"But, alas! a still greater trial awaited me! The call for the battalion had left many destitute. They had to live in wagons. But worse than destitution stared us in the face. Sickness came upon us and death invaded our camp. Sickness was so prevalent and deaths so frequent that enough help could not be had to make coffins, and many of the dead were wrapped in their grave-clothes and buried with split logs at the bottom of the grave and brush at the sides, that being all that could be done for them by their mourning friends. Too soon it became my turn to mourn. My father was taken sick, and in eighteen days he died. Just before he left us for his better home he raised himself upon his elbow, and said: 'Man is like the flower or the grass—cut down in an hour! Father, unto thee do I commend my spirit!' This said, he sweetly went to rest with the just, a martyr for the truth; for, like my dear mother, who died in the expulsion from Missouri, he died in the expulsion from Nauvoo. Sad was my heart. I alone of all his children was there to mourn.
"It was a sad day at Mount Pisgah, when my father was buried. The poor and needy had lost a friend—the kingdom of God a faithful servant. There upon the hillside was his resting place. The graveyard was so near that I could hear the wolves howling as they visited the spot; those hungry monsters, who fain would have unsepulchred those sacred bones!
"Those days of trial and grief were succeeded by my journey to winter quarters, where in due time I arrived, and was welcomed by President Young into his family."
CHAPTER XXXV.
THE PIONEERS—THE PIONEER COMPANIES THAT FOLLOWED—METHOD OF THE MARCH—MRS. HORNE ON THE PLAINS—THE EMIGRANT'S POST-OFFICE—PENTECOSTS BY THE WAY—DEATH AS THEY JOURNEYED—A FEAST IN THE DESERT—"AUNT LOUISA" AGAIN.
Very properly President Young and a chosen cohort of apostles and elders formed the band of pioneers who bore the standard of their people to the Rocky Mountains. On the 7th of April, 1847, that famous company left winter quarters in search of another Zion and gathering place. Three women only went with them. These must be honored with a lasting record. They were Clara Decker, one of the wives of Brigham Young; her mother, and Ellen Sanders, one of the wives of H. C. Kimball.
Yet the sisters as a mass were scarcely less the co-pioneers of that apostolic band, for they followed in companies close upon its track. It was with them faith, not sight. They continued their pilgrimage to the West early in June. On the 12th, Captain Jedediah M. Grant's company moved out in the advance.

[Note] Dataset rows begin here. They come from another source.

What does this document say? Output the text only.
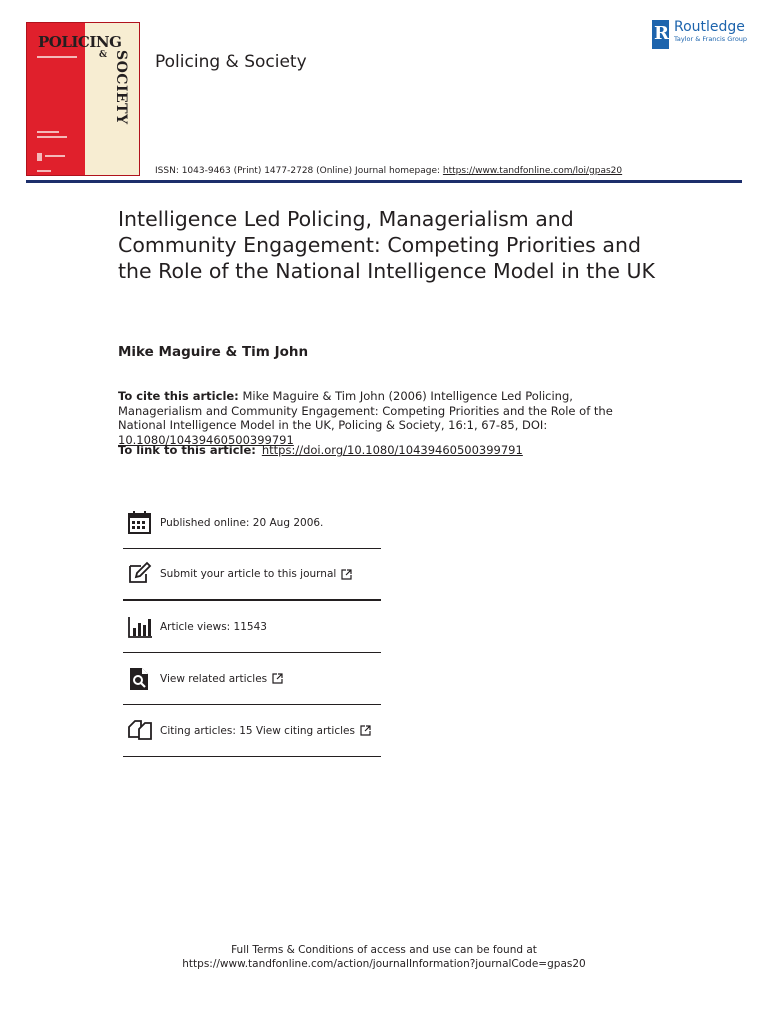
POLICING
& SOCIETY Policing & Society
R Routledge
Taylor & Francis Group
ISSN: 1043-9463 (Print) 1477-2728 (Online) Journal homepage: https://www.tandfonline.com/loi/gpas20
Intelligence Led Policing, Managerialism and Community Engagement: Competing Priorities and the Role of the National Intelligence Model in the UK
Mike Maguire & Tim John
To cite this article: Mike Maguire & Tim John (2006) Intelligence Led Policing, Managerialism and Community Engagement: Competing Priorities and the Role of the National Intelligence Model in the UK, Policing & Society, 16:1, 67-85, DOI: 10.1080/10439460500399791
To link to this article: https://doi.org/10.1080/10439460500399791
Published online: 20 Aug 2006.
Submit your article to this journal
Article views: 11543
View related articles
Citing articles: 15 View citing articles
Full Terms & Conditions of access and use can be found at
https://www.tandfonline.com/action/journalInformation?journalCode=gpas20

"After we started out from winter quarters," says Sister Eliza Snow, "three or four days were consumed in maneuvering and making a good ready, and then, at an appointed place for rendezvous, a general meeting was held around a liberty-pole erected for the purpose, and an organization effected, similar to that entered into after leaving Nauvoo.
"As we moved forward, one division after another, sometimes in fifties, sometimes in tens, but seldom traveling in hundreds, we passed and repassed each other, but at night kept as nearly compact as circumstances would admit, especially when in the Indian country. East of Fort Laramie many of the Sioux Nation mixed with our traveling camps, on their way to the fort, where a national council was in session. We had no other trouble with them than the loss of a few cooking utensils, which, when unobserved, they lightly fingered; except in one instance, when our ten had been left in the rear to repair a broken wagon, until late in the evening. It was bright moonlight, and as we were passing one of their encampments, they formed in a line closely by the roadside, and when our teams passed, they simultaneously shook their blankets vigorously on purpose to frighten the teams and cause a stampede, probably with the same object in view as white robbers have in ditching railroad trains. However, no serious injury occurred, although the animals were dreadfully frightened."